The NCHR presented its case by releasing its report Right to Health in Pakistan in Karachi last week. Prepared by the Sindh office of the NCHR after three years of research and consultation in partnership with the Pakistan Association for Mental Health and the Aga Khan University, the report discusses Pakistan’s health programme in the context of international efforts to promote the right to health.
After taking note of the social determinants of health in the constitutions of 36 states and surveying the situation in Pakistan, the report makes many recommendations that merit the urgent attention of the government.
The state has been asked:
• to include in the Constitution the WHO “definition of health as physical, mental and social well-being and not merely the absence of disease and infirmity”;
• to recognise health as the right of all citizens without any discrimination;
• to provide free/affordable health services for all citizens;
• to create an authority for regularly reviewing enforcement of the right to health;
• to allocate at least five per cent of GDP or GNP for health;
• to eliminate social injustice and violence.
The report proposes the insertion of Article 9-A in the fundamental rights chapter of the Constitution in the following form:
Article 9-A. Right to Health
a) The state shall guarantee every citizen’s access to the basic necessities of life, including food, clothing, housing, clean environment and quality healthcare.
b) Every citizen shall have the right to the highest attainable standard of physical and mental health.
c) The state shall by law extend to non-nationals the rights under (a) and (b) to the extent possible.
The study also recommends that the health system of Pakistan shall:
• monitor reduction in inequalities between the affluent and indigent sections of society.
• ensure access to quality care according to WHO standards, diagnosis and treatment services of international standards, maintain special focus on sexual and reproductive health, rehabilitation of the disabled, and violence against women and girls.
As for public health, the report recommends designing of population-based programmes for disease prevention and health promotion, with special focus on (a) availability of water, food, transport, housing and sanitation; (b) prevention of violence and traffic injuries; (c) health education for all; (d) environment, food security and safe water; and (e) hospital waste management.

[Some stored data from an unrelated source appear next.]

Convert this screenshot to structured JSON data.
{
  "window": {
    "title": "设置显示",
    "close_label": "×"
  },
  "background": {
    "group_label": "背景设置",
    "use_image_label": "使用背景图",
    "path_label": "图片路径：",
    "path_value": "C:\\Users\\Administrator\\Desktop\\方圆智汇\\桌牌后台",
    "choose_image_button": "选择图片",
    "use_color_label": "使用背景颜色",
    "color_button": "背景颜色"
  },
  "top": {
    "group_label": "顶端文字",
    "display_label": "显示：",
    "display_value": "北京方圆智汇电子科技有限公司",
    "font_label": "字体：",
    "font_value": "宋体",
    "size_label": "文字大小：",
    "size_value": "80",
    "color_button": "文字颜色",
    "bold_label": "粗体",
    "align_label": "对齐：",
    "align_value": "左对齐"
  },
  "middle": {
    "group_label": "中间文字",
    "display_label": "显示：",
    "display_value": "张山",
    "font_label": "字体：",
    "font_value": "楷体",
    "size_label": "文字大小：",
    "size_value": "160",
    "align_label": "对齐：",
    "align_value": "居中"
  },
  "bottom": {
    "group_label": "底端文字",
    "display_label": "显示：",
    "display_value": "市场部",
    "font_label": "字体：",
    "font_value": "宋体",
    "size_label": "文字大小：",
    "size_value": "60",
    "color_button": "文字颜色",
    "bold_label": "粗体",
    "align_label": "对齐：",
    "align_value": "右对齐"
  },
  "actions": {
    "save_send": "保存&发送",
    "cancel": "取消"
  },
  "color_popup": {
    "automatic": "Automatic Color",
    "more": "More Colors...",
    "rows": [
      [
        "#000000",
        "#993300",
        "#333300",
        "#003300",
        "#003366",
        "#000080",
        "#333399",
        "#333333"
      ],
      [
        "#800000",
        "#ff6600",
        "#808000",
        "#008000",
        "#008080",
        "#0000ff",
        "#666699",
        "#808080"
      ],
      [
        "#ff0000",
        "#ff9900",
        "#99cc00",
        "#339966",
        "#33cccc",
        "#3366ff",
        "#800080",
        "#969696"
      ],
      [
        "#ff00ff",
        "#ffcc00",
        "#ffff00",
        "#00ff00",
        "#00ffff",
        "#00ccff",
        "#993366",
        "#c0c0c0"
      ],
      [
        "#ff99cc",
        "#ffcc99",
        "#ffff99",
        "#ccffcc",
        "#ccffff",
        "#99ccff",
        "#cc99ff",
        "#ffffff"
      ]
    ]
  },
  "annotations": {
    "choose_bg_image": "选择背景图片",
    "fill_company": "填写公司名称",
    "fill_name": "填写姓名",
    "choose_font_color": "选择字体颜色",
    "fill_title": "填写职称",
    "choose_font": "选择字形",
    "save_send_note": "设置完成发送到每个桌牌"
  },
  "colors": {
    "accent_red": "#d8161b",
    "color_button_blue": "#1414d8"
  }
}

As regards healthcare financing, the study recommends that the state should guarantee healthcare to all citizens on a need basis and not on their ability to pay; all out-of-pocket expenditures at health facilities should be eliminated. Further, the state must bring healthcare under the Consumer Rights Protection Act to promote accountability of the private sector.
One of the highlights of the report is that it concentrates not only on curative services, but also on the social determinants of health, such as availability of nutritious food, healthy environment, and freedom from violence, servitude and fear.
The authors of the report, led by the widely respected social activist Kausar S. Khan, admit that their work is “perhaps a bit ambitious as it embraces various elements into one fold”, but a study on health issues in the broadest possible context was certainly overdue. The authors are right in conceding “that though this may be the first-ever report on the right to health in Pakistan, it is definitely not a definitive report. It should be taken as a commencement of our concern for the right to health”.
Although the study does take notice of the prime minister’s programme there is need to consider whether the Sehat Insaf card scheme enforced in Khyber Pakhtunkhwa (and now being introduced in Punjab), apparently one of the good initiatives of the PTI leadership, could lead to the creation of a national health cover.
What this scheme, a kind of health insurance, does is that it relieves patients, who are already receiving medical relief at major public hospitals, of the burden of out-of-pocket payments. But these hospitals are unable to cope with the pressure of patients, and the lack of adequately trained support staff has created crises at several hospitals. The situation could be eased by opening dispensaries in cities and towns under local governments. Further, the national health cover could be expanded by extending the social security system to all employees in both the public and private sectors.
The report offers health planners, researchers, media persons and concerned citizens a rich stock of information about what Pakistan and the world has been doing about the right to health for 70 years. The efforts include WHO campaigns, UN treaties, the Constitution, health-related laws and policies in Pakistan, mental health in Pakistan, healthcare financing, social security and pension systems in the country, the Prime Minister’s National Health Scheme, the Pakistan Medical Association’s position, and various political parties’ pledges related to health. This information should be valid for many years.